Castelli di rabbia - Alessandro Baricco


La strana intimità di quelle due rotaie. La certezza di non incontrarsi mai. L’ostinazione con cui continuano a corrersi di fianco. Gli ricorda qualcosa, tutto questo.

Dicono di lui...

Quando un giorno qualcuno scriverà una storia della letteratura italiana di fine secolo, e come sempre accade con il passare del tempo saranno sopite le polemiche, estinte le piccinerie e le acrimonie, perdonate le immodestie, svaporate le invidie che si agitano nel mondo delle lettere, quel qualcuno dovrebbe accorgersi che il torinese Alessandro Baricco ha squarciato come un fulmine il cielo stantio della cultura italiana dell’ultimo decennio del ’900, e tributargli il dovuto riconoscimento, fosse solo per aver scritto un libro come Castelli di rabbia, indipendentemente dalla sua produzione successiva.

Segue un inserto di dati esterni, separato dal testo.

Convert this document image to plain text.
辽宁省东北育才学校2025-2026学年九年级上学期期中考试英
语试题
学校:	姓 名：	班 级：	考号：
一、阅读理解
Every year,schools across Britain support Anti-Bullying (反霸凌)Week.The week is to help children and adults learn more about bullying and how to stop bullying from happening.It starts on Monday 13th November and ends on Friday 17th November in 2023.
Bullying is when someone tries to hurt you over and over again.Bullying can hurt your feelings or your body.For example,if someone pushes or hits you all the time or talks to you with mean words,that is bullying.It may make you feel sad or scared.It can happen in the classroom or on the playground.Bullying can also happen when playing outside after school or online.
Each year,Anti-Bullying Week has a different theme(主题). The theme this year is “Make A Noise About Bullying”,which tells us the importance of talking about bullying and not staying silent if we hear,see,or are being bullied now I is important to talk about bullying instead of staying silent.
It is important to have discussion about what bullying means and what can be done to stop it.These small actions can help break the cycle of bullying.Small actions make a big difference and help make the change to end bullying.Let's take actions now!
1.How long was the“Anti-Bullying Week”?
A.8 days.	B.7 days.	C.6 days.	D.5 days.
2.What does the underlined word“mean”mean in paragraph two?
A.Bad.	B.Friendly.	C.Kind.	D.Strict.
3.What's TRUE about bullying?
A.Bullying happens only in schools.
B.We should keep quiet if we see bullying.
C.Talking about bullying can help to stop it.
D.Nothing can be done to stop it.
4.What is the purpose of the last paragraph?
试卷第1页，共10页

Di solito Baricco lo si ama o lo si odia, non ci sono vie di mezzo: c’è chi stravede per la sua letteratura e chi la disprezza, chi lo ritiene un divo delle lettere e chi lo relega nella paccottiglia della pseudoletteratura postmoderna fatta di niente. Qui giocano molto i sentimenti, le visioni del mondo, i paesaggi delle proprie emozioni, e anche parecchia supponenza: ho sentito affermare che la scrittura di Baricco è insulsa, ma chi lo diceva come metro di paragone letterario poteva vantare, sì e no, appena le antologie scolastiche; altri dotti sedotti dallo stile accattivante si sgolano in peana celebrativi del più originale scrittore italiano, senza aver mai letto, per esempio, Marinetti o Gadda. È qualcosa che si agita in pancia, insomma, a dire l’ultima parola, a decretare il podio nell’Olimpo degli Scrittori. Per la gente di mestiere ci sono altre implicazioni, non sempre limpide…

[...]Durante un’intervista, il vanitoso (a ragion veduta) e peraltro ancora ingenuo Alessandro Baricco, alla domanda (poco originale): perché hai scritto questo libro, se ne esce candidamente con questa risposta (molto originale): perché era il libro che volevo leggere e non trovavo da nessuna parte. Complimenti.

Eppure, immediata antipatia a parte, questa risposta contiene già tutta la cifra dell’autore: Baricco viaggia a frequenze letterarie piuttosto alte per la media italiana, comunica l’idea che la letteratura dovrebbe essere qualcosa di travolgente e appassionante, un incanto, una materia da sogno come sapevano lavorarla Flaubert, Salinger, Gadda, Dickens, Conrad, Céline, tanto per citare alcuni dei suoi autori preferiti, e tuttavia nuova, mai fatta prima, svelando anche il dato, indiscutibile, che una simile letteratura nell’Italia di allora non c’è (e forse non c’è nemmeno oggi). All’epoca ciò che causò un certo fastidio non fu tanto la superbia di tale atteggiamento (peraltro piuttosto diffusa nel mondo delle lettere) quanto il fatto che un intero modo di scrivere e di interpretare la letteratura venisse colato a picco da un esordiente di trentatre anni, un signor nessuno a quei tempi, con un romanzo inimitabile che raggiunse subito la cinquina finalista del Premio Campiello 1991.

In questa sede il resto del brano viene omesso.